As a business owner, you wake up each day ready to answer countless calls, but in today’s environment more leaders are getting a new one: do you want to sell your business? Every business owner has a different answer, but with the dramatic increase in business sales and succession activity in 2021, it’s in your best interest to prepare to respond – no matter what your answer is.
Even if your business isn’t for sale yet, knowing what’s involved in a transaction and understanding what buyers value most is a great way to ensure your business can receive the best valuation possible.
What are you really buying or selling?
Buying or selling a business is more than profit margins or gross revenue. It’s about buying or selling the entire company – including its people, brand and assets – all of which contribute to the overall valuation and purchase price. Pay attention to the quality of net working capital, fixed assets, workforce, cash flow and goodwill among stakeholders. Each of these items impacts the overall valuation.
Most interested parties or investment bankers will start by carefully examining your business’ books. If your records aren’t perfect, you’re not alone. However, correcting course right now will pay dividends in the future, should your business decide to sell.
Here are three items many acquiring companies look for:
- Reliable books and records – Requesting 24-36 months of financial records that follow General Accepted Accounting Principles (GAAP) is typical. Companies should minimize divergence from GAAP.
- Quality of earnings – Reviewing adjustments including one-time items, errors, and related party transactions is the basis of the enterprise value. It will also include a review of items such as on-time payments.

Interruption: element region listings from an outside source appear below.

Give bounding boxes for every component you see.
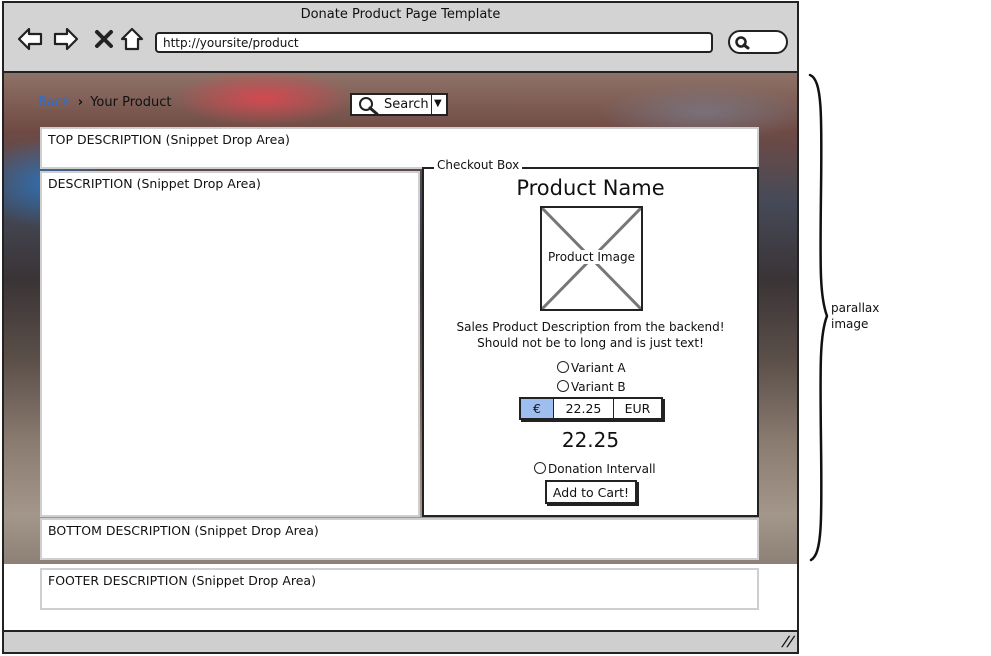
- search-label: Search: [384, 97, 429, 112]
- currency-code-button[interactable]: EUR: [614, 399, 661, 418]
- variant-b-label: Variant B: [571, 380, 626, 394]
- sales-description-line: Sales Product Description from the backe…: [456, 320, 725, 334]
- top-description-area[interactable]: TOP DESCRIPTION (Snippet Drop Area): [40, 127, 759, 169]
- radio-icon: [557, 361, 569, 373]
- variant-a-radio[interactable]: Variant A: [557, 361, 626, 375]
- resize-grip-icon[interactable]: //: [780, 634, 796, 650]
- donation-interval-label: Donation Intervall: [548, 462, 656, 476]
- bottom-description-area[interactable]: BOTTOM DESCRIPTION (Snippet Drop Area): [40, 518, 759, 560]
- footer-description-area[interactable]: FOOTER DESCRIPTION (Snippet Drop Area): [40, 568, 759, 610]
- search-icon: [359, 97, 379, 116]
- close-icon[interactable]: [90, 25, 118, 53]
- chevron-right-icon: ›: [77, 95, 84, 110]
- browser-titlebar: Donate Product Page Template http://your…: [4, 3, 797, 73]
- home-icon[interactable]: [118, 25, 146, 53]
- url-bar[interactable]: http://yoursite/product: [155, 32, 713, 53]
- curly-brace-icon: [808, 72, 830, 566]
- product-name: Product Name: [516, 176, 665, 200]
- breadcrumb: Back › Your Product: [38, 95, 171, 110]
- annotation-line: image: [831, 317, 869, 331]
- search-dropdown-toggle[interactable]: ▼: [431, 95, 447, 114]
- radio-icon: [534, 462, 546, 474]
- price-display: 22.25: [561, 428, 620, 452]
- donation-interval-radio[interactable]: Donation Intervall: [534, 462, 656, 476]
- add-to-cart-button[interactable]: Add to Cart!: [545, 480, 637, 504]
- product-image-label: Product Image: [545, 250, 638, 264]
- product-image: Product Image: [540, 206, 643, 311]
- window-title: Donate Product Page Template: [300, 7, 501, 22]
- browser-statusbar: //: [4, 630, 797, 652]
- annotation-line: parallax: [831, 301, 880, 315]
- search-icon: [735, 36, 750, 50]
- arrow-right-icon[interactable]: [52, 25, 80, 53]
- search-button[interactable]: Search ▼: [350, 93, 448, 116]
- arrow-left-icon[interactable]: [16, 25, 44, 53]
- donation-amount-group: € 22.25 EUR: [519, 397, 663, 420]
- parallax-annotation: parallax image: [831, 300, 901, 332]
- checkout-box-title: Checkout Box: [434, 158, 523, 172]
- currency-symbol-button[interactable]: €: [521, 399, 554, 418]
- chevron-down-icon: ▼: [434, 98, 442, 109]
- amount-input[interactable]: 22.25: [554, 399, 614, 418]
- description-area[interactable]: DESCRIPTION (Snippet Drop Area): [40, 171, 420, 517]
- variant-a-label: Variant A: [571, 361, 626, 375]
- sales-description-line: Should not be to long and is just text!: [477, 336, 704, 350]
- browser-search-field[interactable]: [728, 30, 788, 54]
- radio-icon: [557, 380, 569, 392]
- sales-description: Sales Product Description from the backe…: [422, 319, 759, 351]
- variant-b-radio[interactable]: Variant B: [557, 380, 626, 394]
- breadcrumb-current: Your Product: [90, 95, 172, 110]
- breadcrumb-back-link[interactable]: Back: [38, 95, 70, 110]
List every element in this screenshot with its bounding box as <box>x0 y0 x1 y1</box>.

- Net working capital – Taking a look at anything that might take money out of your – and their – pocket, including excess inventory and slow paying customers, is often part of the process.
Existing contracts have an outsized impact on buyers, especially those with change of control provisions. That includes those with employees, vendors, landlords, loan agreements and related party agreements. Obligations to notify third parties of a sale are cumbersome, and as contracts come up for renewal businesses should review them for such clauses that would impede a sale.

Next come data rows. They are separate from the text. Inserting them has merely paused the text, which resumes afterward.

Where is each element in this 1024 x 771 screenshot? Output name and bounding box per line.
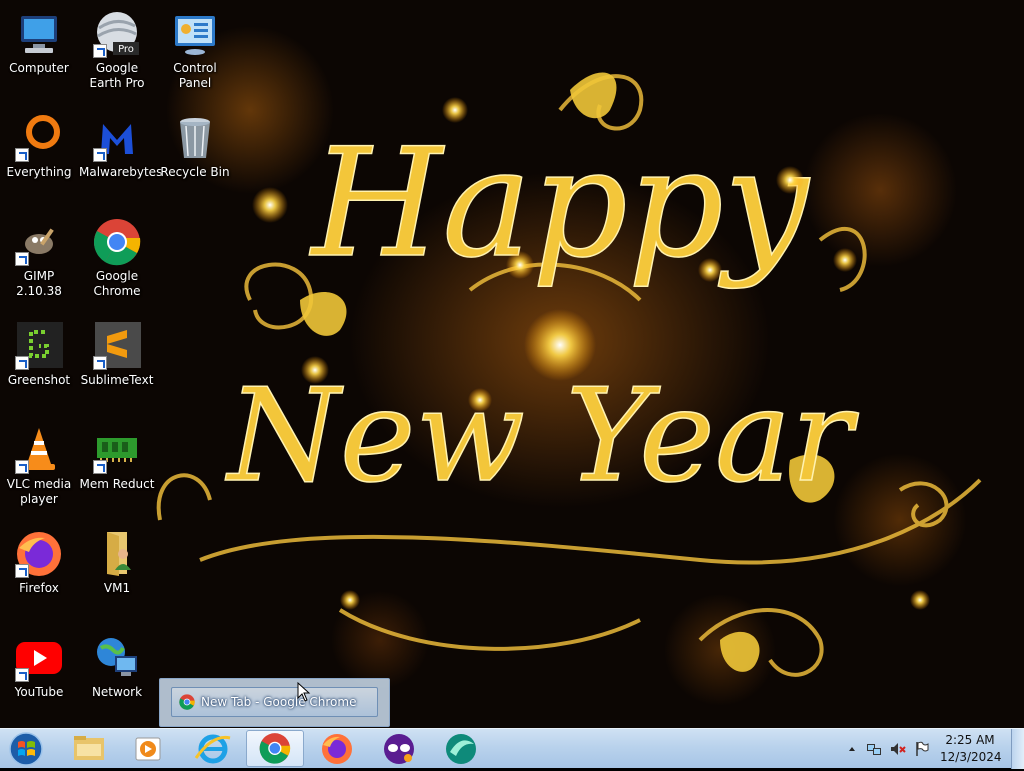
desktop-icon-label: Everything <box>6 165 72 179</box>
desktop-icon-computer[interactable]: Computer <box>1 10 77 76</box>
desktop-icon-control-panel[interactable]: Control Panel <box>157 10 233 91</box>
taskbar-internet-explorer[interactable] <box>184 730 242 767</box>
malwarebytes-icon <box>93 114 141 162</box>
windows-start-orb-icon <box>9 732 43 766</box>
desktop-icon-google-chrome[interactable]: Google Chrome <box>79 218 155 299</box>
computer-icon <box>15 10 63 58</box>
chrome-icon <box>179 694 195 710</box>
google-earth-pro-icon: Pro <box>93 10 141 58</box>
recycle-bin-icon <box>171 114 219 162</box>
mask-icon <box>384 734 414 764</box>
shortcut-arrow-icon <box>93 44 107 58</box>
desktop-icon-youtube[interactable]: YouTube <box>1 634 77 700</box>
thumbnail-window-title: New Tab - Google Chrome <box>201 695 357 709</box>
shortcut-arrow-icon <box>93 148 107 162</box>
desktop-icon-label: Greenshot <box>7 373 71 387</box>
shortcut-arrow-icon <box>93 460 107 474</box>
desktop-icon-mem-reduct[interactable]: Mem Reduct <box>79 426 155 492</box>
desktop-icon-firefox[interactable]: Firefox <box>1 530 77 596</box>
desktop: Happy New Year Computer Pro Google Earth… <box>0 0 1024 728</box>
chrome-icon <box>93 218 141 266</box>
desktop-icon-label: Malwarebytes <box>79 165 163 179</box>
youtube-icon <box>15 634 63 682</box>
desktop-icon-label: Google Earth Pro <box>89 61 145 90</box>
shortcut-arrow-icon <box>15 356 29 370</box>
desktop-icon-label: VM1 <box>103 581 131 595</box>
round-app-icon <box>446 734 476 764</box>
desktop-icon-google-earth-pro[interactable]: Pro Google Earth Pro <box>79 10 155 91</box>
chrome-icon <box>259 733 291 764</box>
desktop-icon-label: VLC media player <box>6 477 72 506</box>
desktop-icon-label: Firefox <box>19 581 59 595</box>
folder-icon <box>74 736 104 760</box>
taskbar-clock[interactable]: 2:25 AM 12/3/2024 <box>940 732 1002 766</box>
action-center-flag-icon[interactable] <box>914 741 930 757</box>
taskbar-round-app[interactable] <box>432 730 490 767</box>
desktop-icon-label: Mem Reduct <box>79 477 155 491</box>
shortcut-arrow-icon <box>15 148 29 162</box>
show-desktop-button[interactable] <box>1011 729 1024 769</box>
shortcut-arrow-icon <box>15 564 29 578</box>
desktop-icon-label: SublimeText <box>80 373 154 387</box>
desktop-icon-label: Control Panel <box>173 61 217 90</box>
svg-text:Pro: Pro <box>118 44 134 55</box>
desktop-icon-label: Network <box>91 685 143 699</box>
desktop-icon-recycle-bin[interactable]: Recycle Bin <box>157 114 233 180</box>
desktop-icon-malwarebytes[interactable]: Malwarebytes <box>79 114 163 180</box>
desktop-icon-label: Google Chrome <box>93 269 141 298</box>
taskbar-windows-explorer[interactable] <box>60 730 118 767</box>
desktop-icon-label: GIMP 2.10.38 <box>16 269 62 298</box>
taskbar-mask-app[interactable] <box>370 730 428 767</box>
shortcut-arrow-icon <box>15 668 29 682</box>
network-icon[interactable] <box>866 741 882 757</box>
control-panel-icon <box>171 10 219 58</box>
folder-user-icon <box>93 530 141 578</box>
clock-time: 2:25 AM <box>945 733 995 747</box>
desktop-icon-vm1[interactable]: VM1 <box>79 530 155 596</box>
desktop-icon-gimp[interactable]: GIMP 2.10.38 <box>1 218 77 299</box>
taskbar-thumbnail-popup: New Tab - Google Chrome <box>159 678 390 727</box>
desktop-icon-network[interactable]: Network <box>79 634 155 700</box>
firefox-icon <box>322 734 352 764</box>
volume-muted-icon[interactable] <box>890 741 906 757</box>
mem-reduct-icon <box>93 426 141 474</box>
desktop-icon-vlc[interactable]: VLC media player <box>1 426 77 507</box>
shortcut-arrow-icon <box>15 460 29 474</box>
everything-icon <box>15 114 63 162</box>
greenshot-icon <box>15 322 63 370</box>
shortcut-arrow-icon <box>15 252 29 266</box>
thumbnail-window-item[interactable]: New Tab - Google Chrome <box>171 687 378 717</box>
media-player-icon <box>135 737 161 761</box>
chevron-up-icon[interactable] <box>844 741 860 757</box>
desktop-icon-label: Computer <box>9 61 69 75</box>
internet-explorer-icon <box>194 734 231 764</box>
start-button[interactable] <box>4 731 48 767</box>
taskbar-google-chrome[interactable] <box>246 730 304 767</box>
system-tray: 2:25 AM 12/3/2024 <box>840 729 1024 769</box>
mouse-cursor-icon <box>297 682 311 702</box>
wallpaper-happy-text: Happy <box>308 117 810 291</box>
desktop-icon-sublime-text[interactable]: SublimeText <box>79 322 155 388</box>
desktop-icon-label: YouTube <box>14 685 64 699</box>
desktop-icon-everything[interactable]: Everything <box>1 114 77 180</box>
vlc-icon <box>15 426 63 474</box>
taskbar-media-player[interactable] <box>119 730 177 767</box>
clock-date: 12/3/2024 <box>940 750 1002 764</box>
shortcut-arrow-icon <box>93 356 107 370</box>
wallpaper-new-year-text: New Year <box>225 362 859 511</box>
firefox-icon <box>15 530 63 578</box>
desktop-icon-label: Recycle Bin <box>160 165 230 179</box>
network-icon <box>93 634 141 682</box>
taskbar: 2:25 AM 12/3/2024 <box>0 728 1024 769</box>
gimp-icon <box>15 218 63 266</box>
taskbar-firefox[interactable] <box>308 730 366 767</box>
desktop-icon-greenshot[interactable]: Greenshot <box>1 322 77 388</box>
sublime-text-icon <box>93 322 141 370</box>
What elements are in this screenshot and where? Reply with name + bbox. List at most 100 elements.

Human resources considerations
Workforce and human capital continuity are important when considering a transaction. Businesses should review personnel contracts to ensure no significant changes can happen if the company is sold.
Is the management equity plan designed to keep people in place during the transition? Whether involving cash contributions, vesting or phantom equity, businesses should be prepared to make efforts to keep their best talent on board.
It’s never too early to get started
Selling your business may feel like a complex endeavor, but it is one that has potentially never been more lucrative than in today’s red-hot M&A market. Whether you’re actively planning to sell or considering it in the future, implementing best practices now will create a much smoother process when the phone does ring.